Che fine hanno fatto i partiti che avevano la parola «Italia» nel loro nome
18/09/2019 di Gianmichele Laino
Ben consapevoli che questo articolo ci permetterà di essere iscritti ufficialmente alla categoria ‘gufi’, prendiamo in considerazione il nome scelto per il suo nuovo partito da Matteo Renzi (l’idea definita ‘divertente’ di Italia Viva) per passare in rassegna la storia di tutti i movimenti o i gruppi politici che hanno utilizzato la parola ‘Italia’ nel loro nome. Ovviamente, da questa rassegna saranno esclusi tutti i partiti e i movimenti che hanno utilizzato l’aggettivo italiano o italiana, perché – sebbene altrettanto esplicito – non rende comunque la forte connotazione identitaria e patriottica dell’intento politico.
Partiti Italia, tutti quelli che hanno il nome della nazione
Attualmente, Italia Viva sarà il terzo partito dell’arco costituzionale a fregiarsi del nome della nazione all’interno del simbolo. Gli altri due, come è noto, sono Forza Italia e Fratelli d’Italia. Il primo partito fondato da Silvio Berlusconi ha avuto un passato roseo, anche se il nome ha avuto fortune alterne. La discesa in campo di Silvio Berlusconi avvenne proprio con Forza Italia. Quando però l’imprenditore rafforzò la sua leadership aveva già rinunciato alla sua bandiera, creando il soggetto comune Casa delle Libertà/Popolo delle Libertà con Gianfranco Fini e con Pierferdinando Casini. Il ritorno a Forza Italia c’è stato soltanto negli ultimi anni: e sebbene il brand fosse consolidato, i risultati non sono stati più quelli di una volta.
Fratelli d’Italia di Giorgia Meloni, invece, dopo i primi periodi di galleggiamento su soglie vicine agli sbarramenti, di poco superiori o di poco inferiori a seconda delle stagioni e delle elezioni, adesso è uno dei partiti italiani in crescita. In ogni modo non ha mai superato il 10% (non si è mai concretamente avvicinato a questa quota in verità) nelle elezioni nazionali a cui ha partecipato con il proprio simbolo.

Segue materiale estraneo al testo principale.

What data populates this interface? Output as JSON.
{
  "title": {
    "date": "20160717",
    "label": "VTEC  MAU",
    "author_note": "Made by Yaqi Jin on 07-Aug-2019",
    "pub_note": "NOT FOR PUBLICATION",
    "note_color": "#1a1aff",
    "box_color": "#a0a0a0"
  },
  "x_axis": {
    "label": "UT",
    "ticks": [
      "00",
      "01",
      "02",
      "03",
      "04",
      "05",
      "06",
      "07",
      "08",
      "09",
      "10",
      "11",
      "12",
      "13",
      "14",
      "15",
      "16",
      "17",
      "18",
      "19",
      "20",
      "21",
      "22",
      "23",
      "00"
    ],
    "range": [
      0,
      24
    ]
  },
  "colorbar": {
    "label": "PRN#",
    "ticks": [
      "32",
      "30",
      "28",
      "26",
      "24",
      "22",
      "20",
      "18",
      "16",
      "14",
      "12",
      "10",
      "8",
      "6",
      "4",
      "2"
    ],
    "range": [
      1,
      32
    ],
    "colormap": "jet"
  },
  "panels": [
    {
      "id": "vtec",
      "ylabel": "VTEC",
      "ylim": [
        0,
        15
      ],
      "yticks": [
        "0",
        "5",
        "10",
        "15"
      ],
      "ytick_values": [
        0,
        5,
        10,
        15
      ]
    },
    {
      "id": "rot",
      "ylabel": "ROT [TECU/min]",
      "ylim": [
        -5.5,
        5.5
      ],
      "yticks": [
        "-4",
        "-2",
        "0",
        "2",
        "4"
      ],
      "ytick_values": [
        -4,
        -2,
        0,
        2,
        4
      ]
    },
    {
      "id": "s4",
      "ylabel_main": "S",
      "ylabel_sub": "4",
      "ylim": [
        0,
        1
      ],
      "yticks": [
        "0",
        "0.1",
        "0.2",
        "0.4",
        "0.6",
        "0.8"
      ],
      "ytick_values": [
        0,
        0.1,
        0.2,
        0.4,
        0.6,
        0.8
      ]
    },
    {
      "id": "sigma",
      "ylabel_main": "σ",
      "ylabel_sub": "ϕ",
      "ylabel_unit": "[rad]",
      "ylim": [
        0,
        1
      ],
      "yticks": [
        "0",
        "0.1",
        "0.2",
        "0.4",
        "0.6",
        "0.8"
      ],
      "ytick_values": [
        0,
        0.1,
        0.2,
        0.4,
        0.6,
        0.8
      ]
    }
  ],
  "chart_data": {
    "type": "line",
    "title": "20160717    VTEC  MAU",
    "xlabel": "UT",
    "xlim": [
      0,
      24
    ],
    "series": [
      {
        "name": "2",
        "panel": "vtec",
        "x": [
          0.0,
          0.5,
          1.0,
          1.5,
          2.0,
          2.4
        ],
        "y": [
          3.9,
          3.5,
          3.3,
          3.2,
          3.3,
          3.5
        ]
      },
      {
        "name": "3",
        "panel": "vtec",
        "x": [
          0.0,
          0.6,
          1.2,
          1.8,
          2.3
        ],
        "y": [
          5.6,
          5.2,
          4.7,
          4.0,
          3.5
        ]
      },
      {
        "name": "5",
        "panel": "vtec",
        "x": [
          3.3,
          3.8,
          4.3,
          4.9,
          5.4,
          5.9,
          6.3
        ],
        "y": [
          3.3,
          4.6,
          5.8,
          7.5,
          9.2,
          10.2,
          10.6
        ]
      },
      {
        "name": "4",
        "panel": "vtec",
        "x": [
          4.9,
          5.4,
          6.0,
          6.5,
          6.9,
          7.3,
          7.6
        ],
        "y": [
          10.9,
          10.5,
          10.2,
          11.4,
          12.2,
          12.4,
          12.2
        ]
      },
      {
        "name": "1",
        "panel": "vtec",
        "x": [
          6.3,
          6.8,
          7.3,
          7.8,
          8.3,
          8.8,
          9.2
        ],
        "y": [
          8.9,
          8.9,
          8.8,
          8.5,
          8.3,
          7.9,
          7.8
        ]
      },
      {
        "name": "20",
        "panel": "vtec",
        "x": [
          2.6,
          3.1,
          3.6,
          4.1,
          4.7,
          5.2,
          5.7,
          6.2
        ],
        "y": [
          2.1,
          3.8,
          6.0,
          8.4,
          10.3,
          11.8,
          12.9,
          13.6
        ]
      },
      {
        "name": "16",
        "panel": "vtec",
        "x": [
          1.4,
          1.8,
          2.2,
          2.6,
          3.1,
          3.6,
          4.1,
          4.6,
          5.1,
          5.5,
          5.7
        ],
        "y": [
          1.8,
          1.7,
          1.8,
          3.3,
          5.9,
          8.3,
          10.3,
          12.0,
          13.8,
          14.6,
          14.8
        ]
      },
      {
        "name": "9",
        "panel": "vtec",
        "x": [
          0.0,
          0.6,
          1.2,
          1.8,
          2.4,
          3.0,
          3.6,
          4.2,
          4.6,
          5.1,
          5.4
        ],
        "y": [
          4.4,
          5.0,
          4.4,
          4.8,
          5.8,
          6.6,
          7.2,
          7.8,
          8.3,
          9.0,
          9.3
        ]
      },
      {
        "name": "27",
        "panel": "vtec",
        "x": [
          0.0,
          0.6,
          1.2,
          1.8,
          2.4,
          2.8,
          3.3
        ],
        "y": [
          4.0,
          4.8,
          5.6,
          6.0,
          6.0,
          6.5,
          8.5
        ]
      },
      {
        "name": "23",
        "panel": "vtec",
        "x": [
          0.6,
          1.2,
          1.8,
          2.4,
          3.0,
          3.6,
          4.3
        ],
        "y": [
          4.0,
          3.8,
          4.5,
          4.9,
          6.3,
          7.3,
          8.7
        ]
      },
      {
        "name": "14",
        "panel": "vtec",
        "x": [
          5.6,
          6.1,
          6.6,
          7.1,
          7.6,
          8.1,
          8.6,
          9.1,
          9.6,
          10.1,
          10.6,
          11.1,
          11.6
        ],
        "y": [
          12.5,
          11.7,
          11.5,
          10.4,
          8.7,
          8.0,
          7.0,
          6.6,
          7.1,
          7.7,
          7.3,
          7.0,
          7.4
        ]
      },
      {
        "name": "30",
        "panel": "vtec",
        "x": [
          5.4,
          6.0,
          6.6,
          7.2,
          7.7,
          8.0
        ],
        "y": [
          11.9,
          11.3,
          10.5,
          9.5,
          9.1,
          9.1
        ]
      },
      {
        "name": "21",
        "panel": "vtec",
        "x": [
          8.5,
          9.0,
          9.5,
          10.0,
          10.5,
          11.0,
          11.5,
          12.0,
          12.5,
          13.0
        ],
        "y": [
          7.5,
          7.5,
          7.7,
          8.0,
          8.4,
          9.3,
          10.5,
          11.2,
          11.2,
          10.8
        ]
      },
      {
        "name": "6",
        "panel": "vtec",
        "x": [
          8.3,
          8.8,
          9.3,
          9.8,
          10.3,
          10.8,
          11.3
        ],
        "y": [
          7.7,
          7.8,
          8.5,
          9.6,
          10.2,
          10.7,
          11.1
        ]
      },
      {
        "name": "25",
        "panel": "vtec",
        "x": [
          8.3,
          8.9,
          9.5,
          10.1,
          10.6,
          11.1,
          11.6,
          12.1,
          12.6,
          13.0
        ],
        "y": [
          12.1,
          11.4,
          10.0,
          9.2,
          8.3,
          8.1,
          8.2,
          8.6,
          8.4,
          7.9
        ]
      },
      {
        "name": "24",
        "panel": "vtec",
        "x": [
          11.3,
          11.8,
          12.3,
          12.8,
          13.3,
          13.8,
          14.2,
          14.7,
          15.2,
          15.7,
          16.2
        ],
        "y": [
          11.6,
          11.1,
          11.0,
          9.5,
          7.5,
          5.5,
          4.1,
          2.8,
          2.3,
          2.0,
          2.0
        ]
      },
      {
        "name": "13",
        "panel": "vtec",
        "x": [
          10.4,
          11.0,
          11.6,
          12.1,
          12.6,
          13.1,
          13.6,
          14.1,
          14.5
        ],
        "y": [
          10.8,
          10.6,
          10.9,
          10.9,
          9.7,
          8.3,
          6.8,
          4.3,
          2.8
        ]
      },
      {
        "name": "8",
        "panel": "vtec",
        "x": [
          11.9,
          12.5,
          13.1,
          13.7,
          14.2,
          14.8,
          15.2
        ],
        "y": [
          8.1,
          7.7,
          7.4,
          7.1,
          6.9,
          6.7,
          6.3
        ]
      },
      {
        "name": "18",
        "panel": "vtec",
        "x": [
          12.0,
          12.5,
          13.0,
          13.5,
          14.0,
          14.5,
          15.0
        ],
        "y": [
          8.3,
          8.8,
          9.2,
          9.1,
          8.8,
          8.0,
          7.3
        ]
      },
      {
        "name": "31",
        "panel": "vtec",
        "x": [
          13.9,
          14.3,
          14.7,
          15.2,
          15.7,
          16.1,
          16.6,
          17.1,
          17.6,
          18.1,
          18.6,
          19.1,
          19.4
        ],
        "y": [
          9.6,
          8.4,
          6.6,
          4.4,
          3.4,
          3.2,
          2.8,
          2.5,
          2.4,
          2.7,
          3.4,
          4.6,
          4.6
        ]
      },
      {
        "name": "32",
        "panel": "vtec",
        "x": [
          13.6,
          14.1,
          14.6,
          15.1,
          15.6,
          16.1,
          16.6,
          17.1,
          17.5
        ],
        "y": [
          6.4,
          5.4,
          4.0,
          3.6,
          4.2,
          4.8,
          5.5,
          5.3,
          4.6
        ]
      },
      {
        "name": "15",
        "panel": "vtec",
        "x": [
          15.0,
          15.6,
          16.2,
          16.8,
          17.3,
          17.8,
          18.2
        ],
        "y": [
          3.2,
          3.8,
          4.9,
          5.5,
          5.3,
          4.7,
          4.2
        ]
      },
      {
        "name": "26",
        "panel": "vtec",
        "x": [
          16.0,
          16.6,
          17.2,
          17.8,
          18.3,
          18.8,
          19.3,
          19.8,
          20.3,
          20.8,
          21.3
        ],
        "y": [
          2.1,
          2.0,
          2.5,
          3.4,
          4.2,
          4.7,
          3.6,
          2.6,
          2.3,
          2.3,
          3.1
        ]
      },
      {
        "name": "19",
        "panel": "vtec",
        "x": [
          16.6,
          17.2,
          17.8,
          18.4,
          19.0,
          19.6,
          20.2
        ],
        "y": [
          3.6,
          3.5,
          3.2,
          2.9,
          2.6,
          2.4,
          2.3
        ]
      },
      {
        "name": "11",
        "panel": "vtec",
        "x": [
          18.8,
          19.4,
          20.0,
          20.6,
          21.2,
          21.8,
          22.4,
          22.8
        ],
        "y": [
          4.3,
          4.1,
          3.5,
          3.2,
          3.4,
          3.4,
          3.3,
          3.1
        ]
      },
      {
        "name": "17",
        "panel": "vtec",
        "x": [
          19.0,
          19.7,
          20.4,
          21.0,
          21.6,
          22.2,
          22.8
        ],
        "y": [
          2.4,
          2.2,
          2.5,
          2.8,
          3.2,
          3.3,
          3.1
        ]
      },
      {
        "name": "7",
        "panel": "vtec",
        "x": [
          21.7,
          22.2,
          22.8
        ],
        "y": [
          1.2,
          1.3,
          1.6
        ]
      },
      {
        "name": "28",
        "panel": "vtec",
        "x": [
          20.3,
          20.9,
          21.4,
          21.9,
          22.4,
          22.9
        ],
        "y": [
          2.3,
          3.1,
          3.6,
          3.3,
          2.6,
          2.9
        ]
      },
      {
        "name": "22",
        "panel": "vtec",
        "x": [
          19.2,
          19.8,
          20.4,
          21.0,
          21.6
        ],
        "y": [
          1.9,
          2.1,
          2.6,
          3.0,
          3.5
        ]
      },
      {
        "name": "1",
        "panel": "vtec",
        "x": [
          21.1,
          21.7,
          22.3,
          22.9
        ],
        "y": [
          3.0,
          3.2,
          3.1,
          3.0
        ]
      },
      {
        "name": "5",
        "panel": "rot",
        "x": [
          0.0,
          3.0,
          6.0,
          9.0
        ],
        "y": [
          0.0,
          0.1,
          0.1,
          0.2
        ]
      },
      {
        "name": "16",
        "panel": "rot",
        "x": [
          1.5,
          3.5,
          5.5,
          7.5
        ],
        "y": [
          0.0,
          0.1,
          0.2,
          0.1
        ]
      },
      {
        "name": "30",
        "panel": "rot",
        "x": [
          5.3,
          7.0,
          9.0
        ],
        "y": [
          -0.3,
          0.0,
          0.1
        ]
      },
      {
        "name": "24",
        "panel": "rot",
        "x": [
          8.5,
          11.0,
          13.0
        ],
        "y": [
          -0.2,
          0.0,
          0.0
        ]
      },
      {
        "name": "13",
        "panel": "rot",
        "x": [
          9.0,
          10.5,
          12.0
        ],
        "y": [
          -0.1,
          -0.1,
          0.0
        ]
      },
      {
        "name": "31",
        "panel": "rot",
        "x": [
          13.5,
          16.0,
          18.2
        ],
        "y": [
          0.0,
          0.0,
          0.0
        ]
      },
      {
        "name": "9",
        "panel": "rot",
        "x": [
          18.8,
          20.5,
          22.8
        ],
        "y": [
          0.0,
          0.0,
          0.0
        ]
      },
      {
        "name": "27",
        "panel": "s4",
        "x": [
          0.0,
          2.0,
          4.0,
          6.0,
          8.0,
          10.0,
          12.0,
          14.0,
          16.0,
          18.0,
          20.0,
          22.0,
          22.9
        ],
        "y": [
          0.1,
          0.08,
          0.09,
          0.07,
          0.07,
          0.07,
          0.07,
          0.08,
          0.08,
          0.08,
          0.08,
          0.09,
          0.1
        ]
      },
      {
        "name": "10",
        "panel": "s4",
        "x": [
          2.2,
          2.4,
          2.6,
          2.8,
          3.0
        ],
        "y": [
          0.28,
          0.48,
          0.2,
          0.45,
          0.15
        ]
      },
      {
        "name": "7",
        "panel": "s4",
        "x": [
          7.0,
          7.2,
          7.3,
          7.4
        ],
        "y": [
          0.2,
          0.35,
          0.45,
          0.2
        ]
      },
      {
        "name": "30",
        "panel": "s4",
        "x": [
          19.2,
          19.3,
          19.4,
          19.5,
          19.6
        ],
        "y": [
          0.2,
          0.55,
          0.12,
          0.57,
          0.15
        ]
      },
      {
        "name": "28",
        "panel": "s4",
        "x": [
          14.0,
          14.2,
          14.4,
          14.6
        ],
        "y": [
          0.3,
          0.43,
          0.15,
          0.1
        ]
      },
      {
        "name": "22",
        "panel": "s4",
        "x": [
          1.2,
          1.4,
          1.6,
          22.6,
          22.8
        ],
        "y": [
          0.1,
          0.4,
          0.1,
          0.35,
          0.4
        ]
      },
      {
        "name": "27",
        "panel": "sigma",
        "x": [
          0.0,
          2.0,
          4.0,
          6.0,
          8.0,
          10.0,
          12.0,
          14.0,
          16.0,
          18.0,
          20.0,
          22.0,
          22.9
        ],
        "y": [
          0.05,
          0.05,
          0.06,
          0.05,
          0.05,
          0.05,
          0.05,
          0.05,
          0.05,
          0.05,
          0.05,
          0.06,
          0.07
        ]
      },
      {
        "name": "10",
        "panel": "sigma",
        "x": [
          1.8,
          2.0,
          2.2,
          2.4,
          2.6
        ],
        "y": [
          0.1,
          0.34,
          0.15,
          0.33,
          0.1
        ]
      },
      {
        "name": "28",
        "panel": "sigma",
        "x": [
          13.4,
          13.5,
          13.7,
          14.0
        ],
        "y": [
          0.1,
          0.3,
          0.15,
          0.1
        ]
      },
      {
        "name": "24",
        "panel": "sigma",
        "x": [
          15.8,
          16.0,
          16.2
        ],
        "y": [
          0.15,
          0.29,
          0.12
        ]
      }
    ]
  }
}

Partiti Italia, da Italia dei Valori a Futuro e Libertà per l’Italia
Fatte salve queste due eccezioni, il resto dei partiti che nel loro nome avevano ‘Italia’ è una vera e propria Caporetto. Tornando indietro con la memoria, non si può non prendere in considerazione il partito fondato da Antonio Di Pietro, quell’Italia dei Valori che aveva avuto un’ottima affermazione alle elezioni politiche del 2008, quando si presentò in coalizione con il Partito Democratico in vista di una eventuale esperienza di governo. Ottenne un risultato superiore al 4% che, con la precedente legge elettorale, gli aveva assicurato 28 deputati (più 1 deputato eletto all’estero) e 14 senatori. Ma con il progressivo ritiro di Di Pietro dalle scene politiche, anche l’esperienza del partito si concluse, in un lento affievolimento, fino ai tentativi di cartelli elettorali con altri movimenti e alla scomparsa dai territori.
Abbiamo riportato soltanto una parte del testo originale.